Loop begins: Ask the iterator a new item (the first one, in fact). So the  
generator executes one cycle, yields a lambda expression, and freezes.  
Note that the current value of `i` (in that frozen environment) is 11.  
Name the yielded object (the lambda) `q`.
[3] Call the q object. That means, execute the lambda. It returns the  
current value of i, 11. Print it.
Back to [2]: ask the iterator a new item. The generator resumes, executes  
another cycle, yields another lambda expression, and freezes. Now, i is 12  
inside the frozen environment.
[3] execute the lambda -> 12
etc.

Your second example:

> [4] >>> c = (lambda : i for i in range(11, 16))
> [5] >>> d = list(c)
> [6] >>> for q in d:
> [7] ... 	print(q())
>     ...
> 15
> 15
> 15
> 15
> 15
>  >>> # I was very surprised

[4] creates a generator expression same as above.
[5] ask for an iterator (c itself). Do the iteration NOW until exhaustion,  
and collect each yielded object into a list. Those objects will be  
lambdas. The current (and final) value of i is 15, because the range()  
iteration has finished.
[6] iterate over the list...
[7] ...and execute each lambda. At this time, `i` is always 15.

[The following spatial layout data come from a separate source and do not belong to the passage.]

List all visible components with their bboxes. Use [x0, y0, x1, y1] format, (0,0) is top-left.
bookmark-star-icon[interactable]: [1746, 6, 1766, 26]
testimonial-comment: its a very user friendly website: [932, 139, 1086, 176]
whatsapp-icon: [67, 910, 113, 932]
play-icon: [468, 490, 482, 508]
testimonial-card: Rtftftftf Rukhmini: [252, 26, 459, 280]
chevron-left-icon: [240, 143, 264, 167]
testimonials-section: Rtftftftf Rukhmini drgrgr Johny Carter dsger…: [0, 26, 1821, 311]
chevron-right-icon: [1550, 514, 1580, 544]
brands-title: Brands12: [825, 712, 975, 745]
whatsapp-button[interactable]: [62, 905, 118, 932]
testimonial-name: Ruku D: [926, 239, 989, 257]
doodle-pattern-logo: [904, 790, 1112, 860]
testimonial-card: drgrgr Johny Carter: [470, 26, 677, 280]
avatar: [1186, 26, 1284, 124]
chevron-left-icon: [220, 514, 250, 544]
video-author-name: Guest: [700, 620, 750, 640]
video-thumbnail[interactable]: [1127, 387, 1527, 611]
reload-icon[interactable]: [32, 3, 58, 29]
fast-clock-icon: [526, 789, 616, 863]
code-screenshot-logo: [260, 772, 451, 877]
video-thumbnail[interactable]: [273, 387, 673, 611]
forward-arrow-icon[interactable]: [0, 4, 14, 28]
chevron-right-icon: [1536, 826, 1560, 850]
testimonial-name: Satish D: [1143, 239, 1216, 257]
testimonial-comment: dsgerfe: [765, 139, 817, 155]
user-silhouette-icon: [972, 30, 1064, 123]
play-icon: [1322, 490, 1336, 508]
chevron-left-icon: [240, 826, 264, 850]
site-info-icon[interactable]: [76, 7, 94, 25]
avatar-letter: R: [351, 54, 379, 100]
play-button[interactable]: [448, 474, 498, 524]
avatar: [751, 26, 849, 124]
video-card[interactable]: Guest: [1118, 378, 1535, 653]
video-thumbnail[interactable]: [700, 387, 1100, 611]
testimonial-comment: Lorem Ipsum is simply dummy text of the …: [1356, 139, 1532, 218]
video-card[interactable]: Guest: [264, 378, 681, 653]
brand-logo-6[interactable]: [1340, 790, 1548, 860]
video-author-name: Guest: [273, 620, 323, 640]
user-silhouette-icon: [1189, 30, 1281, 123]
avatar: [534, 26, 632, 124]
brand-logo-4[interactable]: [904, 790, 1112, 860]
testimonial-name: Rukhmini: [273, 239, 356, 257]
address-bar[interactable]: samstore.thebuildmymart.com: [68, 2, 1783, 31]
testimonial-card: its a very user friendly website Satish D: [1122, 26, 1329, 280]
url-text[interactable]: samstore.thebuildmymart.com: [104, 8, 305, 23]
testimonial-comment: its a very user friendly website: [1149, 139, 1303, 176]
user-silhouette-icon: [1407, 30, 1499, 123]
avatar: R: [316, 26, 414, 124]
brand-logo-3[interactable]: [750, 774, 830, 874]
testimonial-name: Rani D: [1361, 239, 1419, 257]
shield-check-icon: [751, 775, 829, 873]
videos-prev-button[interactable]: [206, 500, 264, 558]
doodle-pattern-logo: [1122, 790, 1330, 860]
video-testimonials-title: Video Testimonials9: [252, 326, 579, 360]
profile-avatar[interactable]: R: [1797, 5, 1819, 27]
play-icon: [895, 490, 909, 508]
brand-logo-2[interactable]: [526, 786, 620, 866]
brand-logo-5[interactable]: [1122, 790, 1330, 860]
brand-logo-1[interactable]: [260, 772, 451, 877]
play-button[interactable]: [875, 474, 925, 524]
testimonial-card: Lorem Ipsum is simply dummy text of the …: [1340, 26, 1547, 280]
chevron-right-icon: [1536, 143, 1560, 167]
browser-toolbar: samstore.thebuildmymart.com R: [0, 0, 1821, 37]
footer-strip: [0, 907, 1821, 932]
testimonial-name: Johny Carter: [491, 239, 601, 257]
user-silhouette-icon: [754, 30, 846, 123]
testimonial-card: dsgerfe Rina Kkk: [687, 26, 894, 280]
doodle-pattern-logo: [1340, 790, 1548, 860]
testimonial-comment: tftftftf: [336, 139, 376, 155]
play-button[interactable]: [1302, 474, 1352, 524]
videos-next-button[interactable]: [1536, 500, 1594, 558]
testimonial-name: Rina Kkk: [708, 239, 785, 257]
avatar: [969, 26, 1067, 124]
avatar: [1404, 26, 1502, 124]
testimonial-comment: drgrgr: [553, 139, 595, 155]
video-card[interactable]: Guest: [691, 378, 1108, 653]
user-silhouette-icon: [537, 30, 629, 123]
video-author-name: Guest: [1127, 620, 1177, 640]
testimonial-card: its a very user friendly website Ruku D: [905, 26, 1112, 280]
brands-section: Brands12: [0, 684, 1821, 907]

> Looking at the implementation, I see why this happens:
>  >>> c = (lambda : i for i in range(11, 16))
>  >>> for q in c:
> ... 	print(id(q.__closure__[0]))
> ...
> 3847792
> 3847792
> 3847792
> 3847792
> 3847792
>  >>> # The same closure is used by every lambda

...because all of them refer to the same `i` name.

> But it seems very odd to me and it can lead to some problems that are a  
> real pain in the ass to debug.

Yes, at least if one is not aware of the consequences. I think this (or a  
simpler example) should be explained in the FAQ. The question comes in  
this list again and again...

-- 
Gabriel Genellina